RENO - The eight Sierra League golf teams met up Tuesday with Northern Nevada's Four Horsemen at Washoe Golf Course.
First came strong winds. A bone-chilling cold followed soon thereafter. Then it began raining at about 3 p.m. As several soaked golfers approached the last couple holes, looking like refugees out of a color version of "Night of the Living Dead," snow took over.
Then all four elements - wind, cold, rain and snow - joined forces. Finally, at 4:32, with the putting greens turning into putting whites, the tournament was called because of the snow.
When it was all over - and the scoring was totaled only for the first nine holes - the Carson Senators were atop the leader board, having won their second tournament in a row.
Led by senior J.T. Cockerill, who saw a par-72 negated, Carson won with a score of 205, outdistancing second-place Reno, which finished with a 219.
South Tahoe (235) took third, followed by Douglas and Wooster (236 apiece), North Valleys (253), Damonte Ranch (274) and Hug (337).

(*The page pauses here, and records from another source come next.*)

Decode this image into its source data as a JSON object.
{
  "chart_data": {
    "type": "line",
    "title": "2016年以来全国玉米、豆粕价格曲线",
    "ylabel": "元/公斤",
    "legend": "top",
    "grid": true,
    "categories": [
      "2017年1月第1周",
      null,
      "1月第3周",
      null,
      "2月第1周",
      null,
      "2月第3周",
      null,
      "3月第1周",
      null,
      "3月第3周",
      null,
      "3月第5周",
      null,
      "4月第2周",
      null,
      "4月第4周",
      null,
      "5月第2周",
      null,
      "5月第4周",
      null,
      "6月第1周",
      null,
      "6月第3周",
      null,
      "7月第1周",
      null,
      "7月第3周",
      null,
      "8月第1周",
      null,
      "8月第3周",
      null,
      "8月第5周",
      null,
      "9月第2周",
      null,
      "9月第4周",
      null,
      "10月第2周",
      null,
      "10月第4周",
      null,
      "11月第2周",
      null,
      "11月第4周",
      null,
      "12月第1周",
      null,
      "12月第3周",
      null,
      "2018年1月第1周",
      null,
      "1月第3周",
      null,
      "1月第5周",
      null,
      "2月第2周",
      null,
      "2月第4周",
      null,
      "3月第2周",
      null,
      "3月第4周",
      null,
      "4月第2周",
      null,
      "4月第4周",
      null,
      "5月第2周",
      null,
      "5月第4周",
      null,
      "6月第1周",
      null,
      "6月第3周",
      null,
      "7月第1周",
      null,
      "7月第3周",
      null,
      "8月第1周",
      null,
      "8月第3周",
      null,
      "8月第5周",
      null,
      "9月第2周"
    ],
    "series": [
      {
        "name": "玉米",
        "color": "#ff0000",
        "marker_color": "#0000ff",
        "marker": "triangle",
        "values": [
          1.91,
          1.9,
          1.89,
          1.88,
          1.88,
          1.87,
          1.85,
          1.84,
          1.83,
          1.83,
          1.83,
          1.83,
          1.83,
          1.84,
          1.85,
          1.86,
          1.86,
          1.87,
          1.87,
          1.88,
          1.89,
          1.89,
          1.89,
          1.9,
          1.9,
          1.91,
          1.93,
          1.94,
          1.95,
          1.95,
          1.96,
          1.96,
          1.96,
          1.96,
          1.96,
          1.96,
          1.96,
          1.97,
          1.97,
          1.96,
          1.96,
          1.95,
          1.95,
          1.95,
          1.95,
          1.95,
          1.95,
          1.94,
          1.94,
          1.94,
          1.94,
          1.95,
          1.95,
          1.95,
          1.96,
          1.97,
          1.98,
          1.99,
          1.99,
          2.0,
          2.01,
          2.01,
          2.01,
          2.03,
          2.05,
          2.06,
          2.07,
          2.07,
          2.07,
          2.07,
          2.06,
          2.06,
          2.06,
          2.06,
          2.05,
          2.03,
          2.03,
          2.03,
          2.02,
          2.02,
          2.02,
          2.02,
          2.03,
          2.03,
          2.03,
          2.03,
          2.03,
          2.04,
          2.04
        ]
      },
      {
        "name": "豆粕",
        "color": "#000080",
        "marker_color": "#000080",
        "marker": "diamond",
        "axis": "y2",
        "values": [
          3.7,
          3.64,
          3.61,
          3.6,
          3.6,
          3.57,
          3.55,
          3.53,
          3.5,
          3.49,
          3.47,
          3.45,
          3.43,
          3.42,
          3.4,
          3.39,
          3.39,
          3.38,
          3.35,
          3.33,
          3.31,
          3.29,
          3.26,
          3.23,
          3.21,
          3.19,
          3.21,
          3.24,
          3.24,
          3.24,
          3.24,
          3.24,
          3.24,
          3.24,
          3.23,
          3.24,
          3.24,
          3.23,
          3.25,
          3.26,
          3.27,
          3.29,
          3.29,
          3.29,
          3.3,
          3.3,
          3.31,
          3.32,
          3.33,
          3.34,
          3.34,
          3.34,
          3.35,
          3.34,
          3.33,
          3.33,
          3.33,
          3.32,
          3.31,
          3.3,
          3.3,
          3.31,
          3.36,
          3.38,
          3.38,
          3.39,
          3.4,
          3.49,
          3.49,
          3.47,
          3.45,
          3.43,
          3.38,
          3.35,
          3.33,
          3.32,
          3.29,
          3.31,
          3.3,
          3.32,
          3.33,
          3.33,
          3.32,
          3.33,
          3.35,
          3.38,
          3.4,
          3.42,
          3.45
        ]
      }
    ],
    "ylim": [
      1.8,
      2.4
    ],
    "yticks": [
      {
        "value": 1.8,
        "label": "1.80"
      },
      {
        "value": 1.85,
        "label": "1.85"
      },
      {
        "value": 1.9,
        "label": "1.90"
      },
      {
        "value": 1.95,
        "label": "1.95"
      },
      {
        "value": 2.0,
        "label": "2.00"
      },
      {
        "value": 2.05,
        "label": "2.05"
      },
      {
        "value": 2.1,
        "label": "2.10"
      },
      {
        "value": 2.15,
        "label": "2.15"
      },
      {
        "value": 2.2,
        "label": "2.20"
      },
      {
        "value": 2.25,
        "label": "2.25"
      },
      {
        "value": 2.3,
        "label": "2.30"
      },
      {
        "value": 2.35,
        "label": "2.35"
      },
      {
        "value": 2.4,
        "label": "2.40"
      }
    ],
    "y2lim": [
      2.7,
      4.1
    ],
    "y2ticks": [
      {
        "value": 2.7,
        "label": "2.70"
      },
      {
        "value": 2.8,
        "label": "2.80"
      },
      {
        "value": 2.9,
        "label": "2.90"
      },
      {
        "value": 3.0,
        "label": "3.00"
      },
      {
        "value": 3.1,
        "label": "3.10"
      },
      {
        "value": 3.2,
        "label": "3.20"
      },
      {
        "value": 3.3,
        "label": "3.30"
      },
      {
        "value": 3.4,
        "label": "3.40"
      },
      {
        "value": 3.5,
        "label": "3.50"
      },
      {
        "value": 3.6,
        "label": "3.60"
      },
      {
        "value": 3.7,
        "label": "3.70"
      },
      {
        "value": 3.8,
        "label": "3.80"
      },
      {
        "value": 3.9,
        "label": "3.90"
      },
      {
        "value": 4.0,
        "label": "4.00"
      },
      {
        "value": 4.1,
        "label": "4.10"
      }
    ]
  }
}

The 17-year-old Cockerill scored a tournament-best 36 on the front nine, followed by Reno's T.C. Chartkunchand and Andrew Amadin (39), and Carson senior Matt Mitchell (40). Three Senators - Scott Jenkins, Jimmy Potter and Zack Rispin - tied for fifth with Douglas' Troy Shields (43).

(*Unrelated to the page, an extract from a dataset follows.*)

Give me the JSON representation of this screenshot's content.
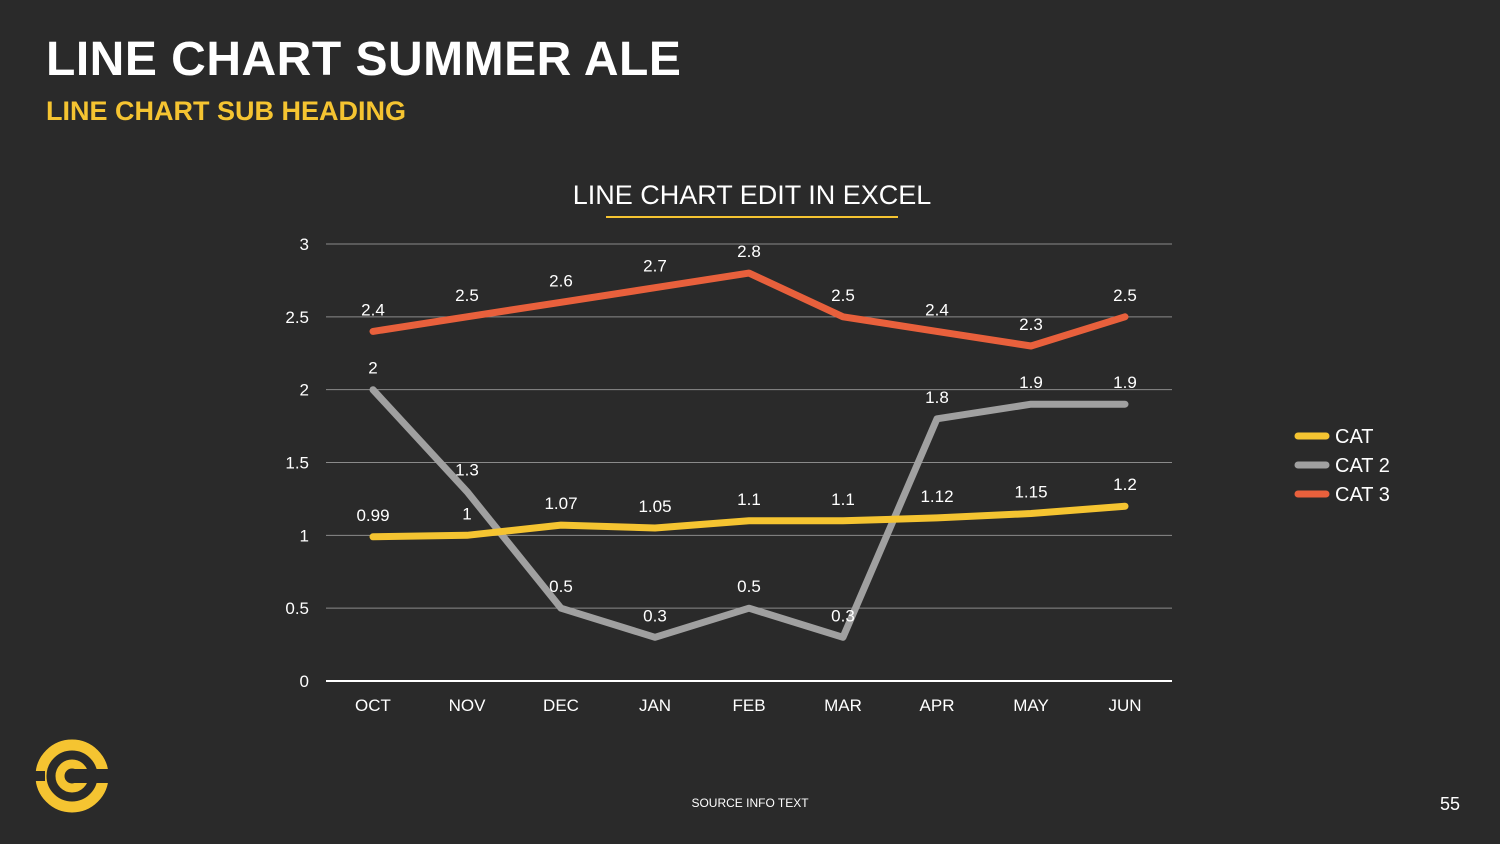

Asked about his strong play in such adverse conditions, defending Northern 4A Region champ Cockerill credited consistent shots.
"I got up and down a lot," he said. "I had some good pars coming through at the end. It (the weather) got real bad on 15 and 16. I had two (double bogeys) on the course, but I had a good putt on 17 and birdied. I just missed a birdie on 18. I kept it in play - kept it close on the greens and made a lot of putts there."
With the snowflakes and raindrops bombarding the players, one would wonder if positive imagery - perhaps that of Sports Illustrated swimsuit models waiting with hot chocolate by a fireplace in the clubhouse - helped guide them through the weather.
Cockerill supplied a less colorful and far more practical scenario.
"We practice in every kind of condition," Cockerill said. "We're used to it. Snow, rain - we're used to it. We've been doing a lot of putting drills - some short stuff. You miss a lot of greens in bad weather. I'm happy with the team. We did all right for these kind of conditions."
Mitchell, who carded an 81 through 18, did concede - ever so slightly - that the conditions weren't exactly beneficial to his game.
"That was some nasty weather out there," the 18-year-old senior said. "I definitely had a few bad shots. I made some mental mistakes. The weather wasn't that out of control. But it didn't help me though."
At least the snow and wind didn't. Interestingly enough, Mitchell didn't mind the rain.
"It was a nice rain. It slowed the greens down," Mitchell said. "The greens were cruising out there. Silver Sage (Golf Course) is definitely easier. This course has tricky greens - they're smaller and harder to play."
Mitchell said he had four birdies, a chip-in and two double-bogeys, but no triples. One Sierra League coach said at least one player took a 15 on one hole.
Steven Hein, Carson's sixth golfer, carded a respectable 49. Only a team's top five scores are counted.
Mitchell said he is happy with his teammates' collective performance this year.
"We're looking pretty good," he said. "We're a sound, tight group. We go out to breakfast together before tournaments. We like hanging out together. Coach (Rod Butler) runs a good program. I wouldn't be here without his coaching and I'm sure some of the guys on the team would say the same thing."
So it appears the team that hangs out together - and maybe builds snowmen on the greens together - is the team that wins together.
"It turned out OK, but we should've played better," Butler deadpanned before chuckling. "To me, 43s (on the front nine) - those guys should've grinded it out. The weather was not enough (for such a score). On the backside, OK - but not on the frontside. I think the guys had a letdown and gave away a few shots on the frontside.
A Reno coach was overheard telling his players they were going to run three miles today for their performance on Tuesday. Butler was not quite as demanding.
"We've got Wildcreek (Golf Course) next Tuesday. Maybe we can play the whole 18," Butler said. "We'll go back to work on what we messed up on those (front) nine holes."
And maybe Northern Nevada's Four Horsemen will cooperate and ride off long enough for them to do so.